自動化こぼれ話
山梨大学名誉教授 牧野 洋
パソコンを叩いている女房からときどきヘルプの声がかかる。
「ここはどうするの?」
「こうして、こうして、ちょいちょいと。」
まあ、いつもこう簡単にいくわけではないが、大体は簡単に解決する。
「何でそうなるの?」
「何でそうなるかというと、そうなるように決めてあるからなんだな。大体パソコンなんてものは、約束事の固まりなんだ。理屈なんてありゃしない。こうしたらこうなるという筋道を細かく決めてあるだけなんだ。」
「コントロールとアルトとデリートと、3つのキーを同時に押すとウィンドウスが立ち上がるのだけれど、この3つを押すとウィンドウスになるということは想像がつかない。醤油と味噌と砂糖を同時に入れればどんな味になるかというのとは訳が違うのだ。」
「強いて言えば、この3つのキーは、猫がキーボードの上を歩いても同時には入らないように設定してある。

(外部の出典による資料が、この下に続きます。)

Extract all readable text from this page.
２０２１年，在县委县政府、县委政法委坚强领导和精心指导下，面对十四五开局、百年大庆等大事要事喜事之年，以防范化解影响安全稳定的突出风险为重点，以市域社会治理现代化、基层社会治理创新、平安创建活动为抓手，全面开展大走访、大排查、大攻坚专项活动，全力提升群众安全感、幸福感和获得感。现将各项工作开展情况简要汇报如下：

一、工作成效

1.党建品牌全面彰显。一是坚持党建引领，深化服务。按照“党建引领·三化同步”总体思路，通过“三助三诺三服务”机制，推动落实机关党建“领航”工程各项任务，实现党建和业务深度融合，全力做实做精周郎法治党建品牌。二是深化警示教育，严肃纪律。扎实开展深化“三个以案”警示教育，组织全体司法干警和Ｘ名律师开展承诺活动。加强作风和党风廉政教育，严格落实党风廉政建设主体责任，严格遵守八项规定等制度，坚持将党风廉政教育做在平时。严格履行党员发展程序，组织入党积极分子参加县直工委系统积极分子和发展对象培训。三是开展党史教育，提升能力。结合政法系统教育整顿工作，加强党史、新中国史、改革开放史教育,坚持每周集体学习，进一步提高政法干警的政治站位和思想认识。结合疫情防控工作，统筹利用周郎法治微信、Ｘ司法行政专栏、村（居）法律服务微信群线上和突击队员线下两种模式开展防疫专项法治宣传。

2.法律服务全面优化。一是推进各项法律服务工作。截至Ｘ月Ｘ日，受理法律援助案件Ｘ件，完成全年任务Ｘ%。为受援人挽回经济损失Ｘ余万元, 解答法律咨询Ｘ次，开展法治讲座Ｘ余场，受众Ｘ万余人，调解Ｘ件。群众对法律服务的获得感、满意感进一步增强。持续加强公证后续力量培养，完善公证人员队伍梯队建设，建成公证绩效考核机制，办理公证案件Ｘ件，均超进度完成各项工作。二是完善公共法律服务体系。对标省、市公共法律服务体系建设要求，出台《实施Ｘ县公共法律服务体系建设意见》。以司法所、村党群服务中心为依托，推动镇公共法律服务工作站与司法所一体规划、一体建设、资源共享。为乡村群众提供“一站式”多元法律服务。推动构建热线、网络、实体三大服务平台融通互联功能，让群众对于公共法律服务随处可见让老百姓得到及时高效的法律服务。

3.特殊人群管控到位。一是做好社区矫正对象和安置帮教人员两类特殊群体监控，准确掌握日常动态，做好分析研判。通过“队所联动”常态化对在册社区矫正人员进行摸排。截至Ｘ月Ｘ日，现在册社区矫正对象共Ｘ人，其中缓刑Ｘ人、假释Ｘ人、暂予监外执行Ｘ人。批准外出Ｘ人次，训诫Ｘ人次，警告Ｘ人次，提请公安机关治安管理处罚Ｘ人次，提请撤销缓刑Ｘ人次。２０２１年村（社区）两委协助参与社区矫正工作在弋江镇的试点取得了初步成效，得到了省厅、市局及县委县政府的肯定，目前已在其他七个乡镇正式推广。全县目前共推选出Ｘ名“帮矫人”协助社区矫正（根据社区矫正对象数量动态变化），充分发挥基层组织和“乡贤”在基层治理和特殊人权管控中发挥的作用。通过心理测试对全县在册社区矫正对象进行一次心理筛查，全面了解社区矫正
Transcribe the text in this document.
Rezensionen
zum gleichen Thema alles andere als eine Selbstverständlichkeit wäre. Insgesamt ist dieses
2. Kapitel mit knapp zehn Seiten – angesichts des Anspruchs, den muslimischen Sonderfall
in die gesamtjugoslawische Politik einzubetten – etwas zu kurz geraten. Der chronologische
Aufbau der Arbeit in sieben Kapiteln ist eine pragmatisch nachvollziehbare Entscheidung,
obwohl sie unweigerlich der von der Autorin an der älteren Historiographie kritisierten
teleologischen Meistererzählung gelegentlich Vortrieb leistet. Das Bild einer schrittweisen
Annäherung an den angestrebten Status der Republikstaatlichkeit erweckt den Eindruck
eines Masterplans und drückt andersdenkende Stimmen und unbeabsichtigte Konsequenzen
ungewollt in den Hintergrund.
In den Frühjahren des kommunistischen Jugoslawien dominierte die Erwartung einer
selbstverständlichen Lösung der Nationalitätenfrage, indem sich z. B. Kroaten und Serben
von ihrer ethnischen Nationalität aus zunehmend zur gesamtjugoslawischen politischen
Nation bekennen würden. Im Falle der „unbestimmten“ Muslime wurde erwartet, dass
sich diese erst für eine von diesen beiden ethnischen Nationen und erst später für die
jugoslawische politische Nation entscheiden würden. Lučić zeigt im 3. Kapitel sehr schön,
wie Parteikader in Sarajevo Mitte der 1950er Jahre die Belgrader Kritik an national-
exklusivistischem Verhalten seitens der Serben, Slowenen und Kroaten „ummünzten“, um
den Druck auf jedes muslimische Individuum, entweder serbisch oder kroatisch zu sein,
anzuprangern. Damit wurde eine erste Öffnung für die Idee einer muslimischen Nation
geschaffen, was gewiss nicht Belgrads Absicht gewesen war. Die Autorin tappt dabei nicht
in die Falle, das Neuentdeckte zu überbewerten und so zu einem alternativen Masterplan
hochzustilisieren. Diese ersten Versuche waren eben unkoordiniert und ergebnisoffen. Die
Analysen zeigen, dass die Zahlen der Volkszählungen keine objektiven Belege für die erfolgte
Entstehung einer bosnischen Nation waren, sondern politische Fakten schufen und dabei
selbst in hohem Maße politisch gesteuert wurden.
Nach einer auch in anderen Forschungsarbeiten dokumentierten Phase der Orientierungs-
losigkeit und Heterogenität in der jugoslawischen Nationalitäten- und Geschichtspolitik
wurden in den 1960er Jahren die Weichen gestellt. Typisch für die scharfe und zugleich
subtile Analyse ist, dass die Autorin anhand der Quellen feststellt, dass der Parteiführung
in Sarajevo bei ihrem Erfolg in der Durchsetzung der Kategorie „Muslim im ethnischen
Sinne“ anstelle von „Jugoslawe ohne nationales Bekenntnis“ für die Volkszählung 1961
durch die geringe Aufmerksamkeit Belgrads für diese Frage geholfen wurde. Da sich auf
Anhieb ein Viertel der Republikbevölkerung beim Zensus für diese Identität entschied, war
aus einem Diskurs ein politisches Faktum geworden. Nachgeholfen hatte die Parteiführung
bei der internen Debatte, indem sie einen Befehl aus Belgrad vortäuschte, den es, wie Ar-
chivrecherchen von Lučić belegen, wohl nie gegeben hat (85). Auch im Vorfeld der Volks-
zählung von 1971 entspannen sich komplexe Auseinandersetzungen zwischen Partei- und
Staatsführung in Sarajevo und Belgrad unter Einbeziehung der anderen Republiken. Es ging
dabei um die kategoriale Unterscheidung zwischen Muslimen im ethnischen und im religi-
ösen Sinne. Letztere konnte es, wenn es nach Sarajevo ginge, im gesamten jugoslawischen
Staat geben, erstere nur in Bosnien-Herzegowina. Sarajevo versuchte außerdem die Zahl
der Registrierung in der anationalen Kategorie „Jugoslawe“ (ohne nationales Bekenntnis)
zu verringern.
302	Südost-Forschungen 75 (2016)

けれども、この3つでなければならないという必然性はない。」
そんな訳で、パソコンに強くなるためには、こうした約束事を数多く知っていなければならないわけだ。
前東大総長の吉川弘之教授は、東大の中に人工物研究所というのをお作りなった。その理由を訊いたところ、彼はこう答えた。
「考えてみると、コンピュータにしても、工作機械にしても、みんな人間の作ったものなんだな。人類以前からあったものじゃないんだ。こうした人工物を研究するには、それなりの新しい方法があるんじゃないかと思って。」